Moving home is stressful for everyone involved – your pets included! Sure, they may not have to deal with the logistics and finances of the move but at least you have some idea of what is going on. Your fur family is going to be very confused leading up to the big move, and even more overwhelmed once you’ve actually moved in. Animals are creatures of habit, and disrupting their usual routines and patterns can cause them stress.
Small animals, such as hamsters or fish, may not feel the stress so much. They are contained in their own little home within your home. For all they know, you’ve just moved them to the room next door. More independent pets, that are used to roaming around your house, do not have this comfort during your big move.

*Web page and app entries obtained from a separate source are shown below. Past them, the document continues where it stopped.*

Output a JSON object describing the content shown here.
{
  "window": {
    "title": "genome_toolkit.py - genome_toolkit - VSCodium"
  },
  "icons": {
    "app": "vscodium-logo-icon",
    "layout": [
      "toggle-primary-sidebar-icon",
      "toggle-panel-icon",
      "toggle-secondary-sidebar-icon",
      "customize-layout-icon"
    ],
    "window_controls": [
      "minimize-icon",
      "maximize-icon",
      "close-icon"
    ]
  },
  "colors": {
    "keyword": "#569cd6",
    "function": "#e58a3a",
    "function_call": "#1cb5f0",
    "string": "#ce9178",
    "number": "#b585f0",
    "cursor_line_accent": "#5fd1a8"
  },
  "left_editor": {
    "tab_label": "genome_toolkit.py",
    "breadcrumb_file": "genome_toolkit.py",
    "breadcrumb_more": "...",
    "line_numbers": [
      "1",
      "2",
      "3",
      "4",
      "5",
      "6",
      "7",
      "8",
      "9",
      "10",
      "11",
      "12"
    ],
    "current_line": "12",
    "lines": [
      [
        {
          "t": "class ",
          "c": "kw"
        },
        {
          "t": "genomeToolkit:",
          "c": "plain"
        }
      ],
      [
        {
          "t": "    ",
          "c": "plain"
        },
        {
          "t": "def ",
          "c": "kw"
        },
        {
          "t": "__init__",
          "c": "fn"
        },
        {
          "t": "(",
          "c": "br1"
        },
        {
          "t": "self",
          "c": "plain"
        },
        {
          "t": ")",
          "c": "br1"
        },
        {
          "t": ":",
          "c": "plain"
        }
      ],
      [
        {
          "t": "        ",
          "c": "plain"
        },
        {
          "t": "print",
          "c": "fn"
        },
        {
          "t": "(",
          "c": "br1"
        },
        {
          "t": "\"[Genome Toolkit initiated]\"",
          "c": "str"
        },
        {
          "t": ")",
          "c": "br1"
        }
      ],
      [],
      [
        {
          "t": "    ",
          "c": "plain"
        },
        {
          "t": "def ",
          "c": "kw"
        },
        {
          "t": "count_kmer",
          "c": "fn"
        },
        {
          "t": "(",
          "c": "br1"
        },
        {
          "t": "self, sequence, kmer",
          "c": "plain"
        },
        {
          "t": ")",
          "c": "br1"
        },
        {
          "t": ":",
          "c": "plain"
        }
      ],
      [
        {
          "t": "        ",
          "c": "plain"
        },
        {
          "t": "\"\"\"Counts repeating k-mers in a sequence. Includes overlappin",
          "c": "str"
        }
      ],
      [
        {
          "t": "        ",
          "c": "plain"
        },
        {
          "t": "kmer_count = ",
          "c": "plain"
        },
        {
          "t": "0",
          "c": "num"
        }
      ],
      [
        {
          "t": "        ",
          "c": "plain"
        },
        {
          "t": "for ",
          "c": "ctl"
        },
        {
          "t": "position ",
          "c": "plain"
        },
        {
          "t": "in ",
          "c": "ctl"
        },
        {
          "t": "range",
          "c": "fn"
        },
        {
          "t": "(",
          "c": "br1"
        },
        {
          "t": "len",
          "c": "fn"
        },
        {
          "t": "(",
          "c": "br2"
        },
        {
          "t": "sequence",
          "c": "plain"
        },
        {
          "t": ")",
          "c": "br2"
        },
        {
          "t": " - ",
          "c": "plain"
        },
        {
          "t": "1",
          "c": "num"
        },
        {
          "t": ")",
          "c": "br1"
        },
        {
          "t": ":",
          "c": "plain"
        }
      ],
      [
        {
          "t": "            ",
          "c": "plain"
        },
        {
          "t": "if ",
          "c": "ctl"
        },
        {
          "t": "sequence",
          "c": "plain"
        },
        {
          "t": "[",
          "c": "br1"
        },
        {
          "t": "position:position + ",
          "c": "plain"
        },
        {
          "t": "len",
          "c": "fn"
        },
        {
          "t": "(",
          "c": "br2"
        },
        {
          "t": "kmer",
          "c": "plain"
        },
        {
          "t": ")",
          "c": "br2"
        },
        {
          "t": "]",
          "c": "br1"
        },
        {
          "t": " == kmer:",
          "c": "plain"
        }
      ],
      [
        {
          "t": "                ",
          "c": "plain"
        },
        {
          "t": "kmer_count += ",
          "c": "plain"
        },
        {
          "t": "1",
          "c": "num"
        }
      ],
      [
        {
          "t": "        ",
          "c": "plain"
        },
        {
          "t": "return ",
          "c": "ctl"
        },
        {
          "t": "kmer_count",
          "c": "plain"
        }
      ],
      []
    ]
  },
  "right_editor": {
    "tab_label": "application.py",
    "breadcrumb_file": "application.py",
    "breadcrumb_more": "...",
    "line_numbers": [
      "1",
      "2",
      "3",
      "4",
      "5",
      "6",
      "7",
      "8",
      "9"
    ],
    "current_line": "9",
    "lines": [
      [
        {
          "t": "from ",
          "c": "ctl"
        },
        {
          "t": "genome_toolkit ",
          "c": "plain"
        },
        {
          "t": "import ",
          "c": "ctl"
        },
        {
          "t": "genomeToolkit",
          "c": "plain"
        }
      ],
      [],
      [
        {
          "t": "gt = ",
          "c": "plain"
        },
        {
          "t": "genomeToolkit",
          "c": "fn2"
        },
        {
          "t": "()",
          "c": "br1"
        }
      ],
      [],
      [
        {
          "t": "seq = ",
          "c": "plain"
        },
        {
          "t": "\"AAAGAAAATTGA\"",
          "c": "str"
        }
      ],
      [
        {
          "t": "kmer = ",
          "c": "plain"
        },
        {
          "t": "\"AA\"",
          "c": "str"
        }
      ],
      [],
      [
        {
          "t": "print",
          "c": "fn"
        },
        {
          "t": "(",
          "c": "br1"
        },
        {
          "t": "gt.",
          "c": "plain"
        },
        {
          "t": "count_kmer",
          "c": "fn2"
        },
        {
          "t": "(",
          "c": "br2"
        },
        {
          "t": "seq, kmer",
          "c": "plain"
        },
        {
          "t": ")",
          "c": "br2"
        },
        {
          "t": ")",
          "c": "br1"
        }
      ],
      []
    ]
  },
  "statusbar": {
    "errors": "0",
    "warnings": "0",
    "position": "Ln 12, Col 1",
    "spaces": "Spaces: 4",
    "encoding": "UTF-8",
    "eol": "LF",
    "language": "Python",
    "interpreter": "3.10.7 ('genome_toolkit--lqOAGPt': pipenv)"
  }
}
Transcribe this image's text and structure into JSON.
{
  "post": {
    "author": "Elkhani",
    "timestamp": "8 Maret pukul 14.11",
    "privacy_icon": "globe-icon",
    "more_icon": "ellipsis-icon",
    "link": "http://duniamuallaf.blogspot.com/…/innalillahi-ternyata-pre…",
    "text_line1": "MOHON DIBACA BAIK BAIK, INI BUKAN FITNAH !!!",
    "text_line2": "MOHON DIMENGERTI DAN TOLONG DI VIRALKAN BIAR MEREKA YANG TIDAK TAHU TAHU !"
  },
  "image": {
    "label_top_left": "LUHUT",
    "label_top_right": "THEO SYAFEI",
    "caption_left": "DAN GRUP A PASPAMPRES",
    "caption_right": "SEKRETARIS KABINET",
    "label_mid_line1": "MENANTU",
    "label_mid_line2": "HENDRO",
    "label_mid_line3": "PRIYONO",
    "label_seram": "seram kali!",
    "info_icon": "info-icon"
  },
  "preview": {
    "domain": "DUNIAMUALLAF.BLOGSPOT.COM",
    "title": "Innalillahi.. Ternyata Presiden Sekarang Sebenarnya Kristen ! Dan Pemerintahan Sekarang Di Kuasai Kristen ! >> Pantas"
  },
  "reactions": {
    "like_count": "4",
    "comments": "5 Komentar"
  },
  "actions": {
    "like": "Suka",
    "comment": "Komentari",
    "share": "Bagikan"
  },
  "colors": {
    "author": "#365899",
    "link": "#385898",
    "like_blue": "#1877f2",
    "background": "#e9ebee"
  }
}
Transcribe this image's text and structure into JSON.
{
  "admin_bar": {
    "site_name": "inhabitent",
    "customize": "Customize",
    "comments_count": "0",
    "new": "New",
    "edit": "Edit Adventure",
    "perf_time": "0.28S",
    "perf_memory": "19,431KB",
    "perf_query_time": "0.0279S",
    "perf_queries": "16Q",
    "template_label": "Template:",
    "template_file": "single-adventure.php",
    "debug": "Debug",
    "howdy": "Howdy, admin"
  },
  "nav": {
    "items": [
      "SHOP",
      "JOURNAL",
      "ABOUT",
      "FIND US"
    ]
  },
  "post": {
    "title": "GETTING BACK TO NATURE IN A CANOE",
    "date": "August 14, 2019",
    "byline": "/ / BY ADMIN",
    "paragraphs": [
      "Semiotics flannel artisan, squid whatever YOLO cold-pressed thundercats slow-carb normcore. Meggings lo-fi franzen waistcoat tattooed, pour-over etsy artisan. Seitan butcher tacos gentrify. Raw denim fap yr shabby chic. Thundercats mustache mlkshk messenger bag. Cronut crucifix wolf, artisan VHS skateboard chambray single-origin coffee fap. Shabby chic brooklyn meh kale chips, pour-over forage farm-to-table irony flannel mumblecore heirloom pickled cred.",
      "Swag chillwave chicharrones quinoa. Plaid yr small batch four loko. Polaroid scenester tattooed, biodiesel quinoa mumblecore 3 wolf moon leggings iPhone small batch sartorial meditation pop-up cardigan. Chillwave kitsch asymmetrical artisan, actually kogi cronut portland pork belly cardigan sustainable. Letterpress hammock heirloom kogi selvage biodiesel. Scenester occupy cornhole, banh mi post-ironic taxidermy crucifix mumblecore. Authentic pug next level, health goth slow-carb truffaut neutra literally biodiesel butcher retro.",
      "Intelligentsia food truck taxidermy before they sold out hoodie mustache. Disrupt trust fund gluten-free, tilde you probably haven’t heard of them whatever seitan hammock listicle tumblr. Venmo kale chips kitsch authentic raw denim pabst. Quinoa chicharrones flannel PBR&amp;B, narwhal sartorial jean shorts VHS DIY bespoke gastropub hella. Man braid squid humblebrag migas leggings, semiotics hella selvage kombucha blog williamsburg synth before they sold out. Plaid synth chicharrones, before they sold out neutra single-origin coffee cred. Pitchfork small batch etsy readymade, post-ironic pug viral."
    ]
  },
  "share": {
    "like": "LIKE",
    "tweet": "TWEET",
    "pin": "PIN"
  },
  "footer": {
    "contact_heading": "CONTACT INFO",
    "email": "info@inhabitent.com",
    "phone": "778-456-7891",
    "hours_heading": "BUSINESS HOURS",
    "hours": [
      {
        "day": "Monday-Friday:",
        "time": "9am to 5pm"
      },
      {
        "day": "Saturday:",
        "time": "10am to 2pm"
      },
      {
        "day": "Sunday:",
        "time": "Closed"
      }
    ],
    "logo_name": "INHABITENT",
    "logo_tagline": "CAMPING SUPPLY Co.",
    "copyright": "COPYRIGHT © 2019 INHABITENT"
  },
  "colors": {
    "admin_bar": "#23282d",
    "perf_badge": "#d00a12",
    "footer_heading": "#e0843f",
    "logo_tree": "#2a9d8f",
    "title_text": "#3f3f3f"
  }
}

This is why you should always try to incorporate as many of their favorite items or areas into your new home as soon as possible, so that their favorite rug, cushion, or toy is available immediately for them to seek comfort from.
Cats especially find it difficult to adapt to new environments, the creatures of habit that they are. Not so much if they’re more of an indoor cat who won’t be craving the outdoors at every available opportunity, but if your cat is accustomed to roaming around their outdoor territory then you absolutely cannot let them outside for the first few weeks. They won’t immediately view the new house as their home and will be yearning to return to the home that they know and love. Many cats go missing each year due to relocation. The way to prevent this is to keep your cat in and let them become more familiar with their new surroundings until they start to treat the new house as their own territory again. For some cats, this may take just a couple of weeks, with others it may take up to two months.
Once you’ve collected your new keys from your estate agents, it’s all going to be go go go. Moving house can be chaotic. With everything everywhere, packing and unpacking (especially with kids) can be a nightmare. With everything up in the air, it might be easier for both you and your pet if they weren’t around when everything is being moved. It might be handy to keep your pet locked in an empty room with just a few comfort things (as well as food, drink, and their litter box if you have a cat), and tell any professional removers to pack that room last. If you’ve used a kennel or a cattery before, it may be easier for them to spend a couple of days there while you move everything. If you have a family member who is familiar to your pet, then you could even ask if they would mind pet sitting for a couple of days until the house is ready.
However, this isn’t so easy for longer distance, or even cross-country moves. It may not be possible to simply leave your pet at temporary accommodation if you’re going to be moving several hours away. In this case, your pet will most likely be accompanying you and you will need a suitable pet carrier that allows your pet enough room. For very long distances, there are even pet movers who can ensure that your pet is well looked after during the long distance move, building a custom crate by taking the dimensions of your pet and weighing your pet on an animal scale, so that they can build the perfect carrier for your pet. They can help with all vaccinations and sorting out pet passports.
If your pet is accompanying you on the road, then make sure that the car doesn’t get too hot or they may get agitated during the trip. For dogs, if you can afford the time, it would be recommended to make a couple of quick stops to allow your dog to get out for a short walk and to stretch their legs.
Good luck with your move, and don’t forget to change the contact details on any microchips!